Right, the "the big picture, I have a question.
Do you believe every Molecule of CO2 released into the atmosphere stays there forever?
No.
Sigh, this gets tiresome.
We never will have facts. Theories don't get proven. They are supported or refuted. They are accepted or rejected. No proofs in the natural sciences - they would require a comprehensive examination of the entire universe.
Here is a fact, any particle from space, as in radiation that strikes a molecule of CO2, radiation from the sun, solar radiation loses energy after striking CO2.
Stuff is not bouncing around making things hot, its as simple as Billiards, or even a nuclear reaction, it gets weak, quickly. Hell, one can actually stand next to spent nuclear fuel and not get burnt to a crisp, its a simple principle, once a molecule or neutron or whatever strikes something, it loses its strength, even its heat.
CO2, a freind of life, which makes it an enemy of....................
Wow... now there's an analysis I've never heard before. And I bet your bottom dollar I'll never hear it again. I'm not even sure I know what you're trying to say. You're not a young Coloradan are you?
Okay, here goes... jeez, where to start.
When particles - or anything else - collides, energy is transferred. In a simple collision, one particle usually gains energy while the other particle loses energy. Sometimes, there's no change in either particle's energy. Sometimes things get complicated because one of the particles breaks into multiple, smaller particles. But there is one thing that is ALWAYS true of these collisions and it is the key that allows physicists and scientists and students to figure out what happened or what will happen in any given collision: the total amount of energy in the system will remain constant. This comes from the physical law that tells us "energy can neither be created nor destroyed". Energy can only be tranferred from place to place or transformed from one type to another or even transformed into matter and back from matter. But you can't create it out of thin air and you can't destroy it no matter how hard you try.

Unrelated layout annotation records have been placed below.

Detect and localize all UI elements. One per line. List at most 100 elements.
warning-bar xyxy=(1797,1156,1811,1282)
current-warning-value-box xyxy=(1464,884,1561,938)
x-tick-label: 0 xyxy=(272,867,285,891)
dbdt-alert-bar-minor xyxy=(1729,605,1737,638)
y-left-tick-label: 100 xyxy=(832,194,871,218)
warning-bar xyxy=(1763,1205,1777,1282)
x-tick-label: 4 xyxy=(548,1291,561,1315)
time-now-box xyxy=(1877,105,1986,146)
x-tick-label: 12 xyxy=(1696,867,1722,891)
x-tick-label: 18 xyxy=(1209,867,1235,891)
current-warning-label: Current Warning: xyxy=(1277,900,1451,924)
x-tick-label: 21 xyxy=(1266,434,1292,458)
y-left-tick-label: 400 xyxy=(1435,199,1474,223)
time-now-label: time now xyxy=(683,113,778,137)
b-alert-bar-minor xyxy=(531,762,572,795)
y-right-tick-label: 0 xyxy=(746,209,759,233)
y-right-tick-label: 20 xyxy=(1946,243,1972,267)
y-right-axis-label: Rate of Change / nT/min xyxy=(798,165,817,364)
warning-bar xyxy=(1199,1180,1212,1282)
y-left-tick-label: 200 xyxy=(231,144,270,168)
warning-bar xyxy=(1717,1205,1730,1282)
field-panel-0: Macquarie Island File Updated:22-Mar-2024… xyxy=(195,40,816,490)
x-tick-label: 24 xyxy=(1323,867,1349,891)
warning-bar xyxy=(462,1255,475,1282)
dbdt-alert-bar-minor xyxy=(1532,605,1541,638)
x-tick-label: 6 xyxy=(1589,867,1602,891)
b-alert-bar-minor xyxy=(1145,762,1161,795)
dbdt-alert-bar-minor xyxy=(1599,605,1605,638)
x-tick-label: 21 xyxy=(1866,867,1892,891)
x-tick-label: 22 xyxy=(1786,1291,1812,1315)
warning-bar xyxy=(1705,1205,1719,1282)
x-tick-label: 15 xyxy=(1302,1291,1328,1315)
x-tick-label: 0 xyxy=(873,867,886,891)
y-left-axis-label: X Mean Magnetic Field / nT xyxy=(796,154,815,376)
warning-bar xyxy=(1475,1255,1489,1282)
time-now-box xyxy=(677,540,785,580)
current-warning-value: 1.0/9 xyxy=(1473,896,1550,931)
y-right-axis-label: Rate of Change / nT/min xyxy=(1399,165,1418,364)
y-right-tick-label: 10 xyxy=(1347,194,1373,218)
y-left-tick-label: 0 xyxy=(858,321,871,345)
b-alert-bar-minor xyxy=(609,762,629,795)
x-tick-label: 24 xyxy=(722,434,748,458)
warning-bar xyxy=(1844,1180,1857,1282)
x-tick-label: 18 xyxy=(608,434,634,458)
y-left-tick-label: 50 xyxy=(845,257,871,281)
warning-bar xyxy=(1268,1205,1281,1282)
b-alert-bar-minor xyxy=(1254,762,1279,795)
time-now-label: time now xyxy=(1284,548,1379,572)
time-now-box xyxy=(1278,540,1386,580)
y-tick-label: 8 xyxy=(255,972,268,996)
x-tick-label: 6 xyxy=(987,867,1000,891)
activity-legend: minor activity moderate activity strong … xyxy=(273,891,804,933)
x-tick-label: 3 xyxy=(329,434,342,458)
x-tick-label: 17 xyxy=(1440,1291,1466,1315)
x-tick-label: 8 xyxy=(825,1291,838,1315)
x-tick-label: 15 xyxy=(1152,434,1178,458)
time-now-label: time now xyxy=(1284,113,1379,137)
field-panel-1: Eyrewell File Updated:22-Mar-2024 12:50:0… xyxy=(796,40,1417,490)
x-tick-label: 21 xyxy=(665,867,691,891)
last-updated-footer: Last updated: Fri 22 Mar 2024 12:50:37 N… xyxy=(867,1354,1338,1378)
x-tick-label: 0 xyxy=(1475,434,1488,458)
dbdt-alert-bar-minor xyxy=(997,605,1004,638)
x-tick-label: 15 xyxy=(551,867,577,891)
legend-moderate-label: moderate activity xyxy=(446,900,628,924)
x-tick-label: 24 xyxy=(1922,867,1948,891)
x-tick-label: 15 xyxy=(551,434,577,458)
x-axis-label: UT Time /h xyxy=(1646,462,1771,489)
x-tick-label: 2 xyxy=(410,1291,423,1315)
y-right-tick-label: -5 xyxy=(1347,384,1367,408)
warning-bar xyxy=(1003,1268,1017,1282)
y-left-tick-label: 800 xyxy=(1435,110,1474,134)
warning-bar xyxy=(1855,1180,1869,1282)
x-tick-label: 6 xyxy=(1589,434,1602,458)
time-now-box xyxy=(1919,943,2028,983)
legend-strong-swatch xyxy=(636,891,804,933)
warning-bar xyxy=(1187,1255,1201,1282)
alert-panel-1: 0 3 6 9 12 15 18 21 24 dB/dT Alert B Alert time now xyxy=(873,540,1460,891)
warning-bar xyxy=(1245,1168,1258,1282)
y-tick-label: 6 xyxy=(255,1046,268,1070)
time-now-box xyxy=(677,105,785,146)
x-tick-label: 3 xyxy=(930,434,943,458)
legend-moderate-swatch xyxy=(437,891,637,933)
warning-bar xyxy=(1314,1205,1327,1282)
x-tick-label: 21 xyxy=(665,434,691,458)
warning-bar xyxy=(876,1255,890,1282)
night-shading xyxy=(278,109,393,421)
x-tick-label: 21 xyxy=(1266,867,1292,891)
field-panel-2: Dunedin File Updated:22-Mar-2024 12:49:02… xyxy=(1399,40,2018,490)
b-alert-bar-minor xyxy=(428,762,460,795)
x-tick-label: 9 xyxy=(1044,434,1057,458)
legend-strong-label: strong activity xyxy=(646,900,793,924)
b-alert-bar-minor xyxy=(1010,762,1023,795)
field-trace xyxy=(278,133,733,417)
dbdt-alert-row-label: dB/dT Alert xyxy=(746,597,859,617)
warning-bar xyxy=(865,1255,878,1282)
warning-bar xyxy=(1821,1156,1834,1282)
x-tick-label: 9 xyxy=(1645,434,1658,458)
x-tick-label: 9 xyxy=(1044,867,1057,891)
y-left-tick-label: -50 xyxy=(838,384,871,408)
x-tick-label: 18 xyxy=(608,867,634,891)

So, when you have a collision, the particles will all leave it with some fraction of the total energy the system (the system = all the particles under examination) possessed prior to the collision. The sum of that post-collision energy: from the potential and kinetic energy of the particles, of any energy that tried to sneak off as ejected photons of light or heat or some other EM radiation, of the added mass - it all remains the same, no matter what.
Now this is related and I wouldn't bring it up but you did. What does it mean when we talk about the temperature of some mass? What is the difference between a cubic foot of air at 85F and one at -15F? The answer is in the energy content of the individual gas molecules that make up cube. Each of them in the warmer cube has more kinetic energy. They fly around inside the cube at higher speed and more energy is transferred about as they collide with each other. And since they are all moving faster, they collide more often. If we had the same number of molecules in each block, the increased number of collisions, particularly with the surface of whatever container we're using, would increase the pressure the gas exerted against its restraints. If the gas were uncontained - unrestrained - the increased kinetic energy and resultant increased collisions would cause the molecules to spread apart. The gas expands and becomes less dense.
So, what's happening with the CO2 in our atmosphere. Well, as you know, CO2 is a greenhouse gas. It absorbs certain portions of the infrared light spectrum. It absorbs just these frequencies because, in effect, some of the dimensions of its molecule match the wavelengths of those 'colors' of light. That allows the molecule to resonate with those kinds of light and in doing so, absorb their energy almost perfectly. So, I am a CO2 molecule just floating along and what happens. The sun shines on, say, a nearby rock, and warms it up. Being warm, it emits some infrared photons (light). The photon strikes me and I suck it up like a dry sponge. Well, that increases my energy content. I am now warmer myself. That added warmth will make it more likely that I will emit my own photon and rid myself of that extra energy. The photon I emit might get soaked up by another rock, some water, some human's hand or maybe another CO2 molecule. It doesn't really matter. What does matter is that if I - or some other GHG molecule hadn't absorbed that rock's emitted photon, it would have flown off into space. That energy would have been lost to the Earth. But instead I hung on to it. And over the long run, as energy comes in from the sun, but does not leave again because of CO2's absorption, the temperature of the Earth goes up.
Welcome to Global Warming.
Human are responsible for dang near every single molecule of CO2 that's been added to the atmosphere since the beginning of the Industrial Revolution in 1750 or so.
Welcome to Anthropogenic Global Warming or AGW.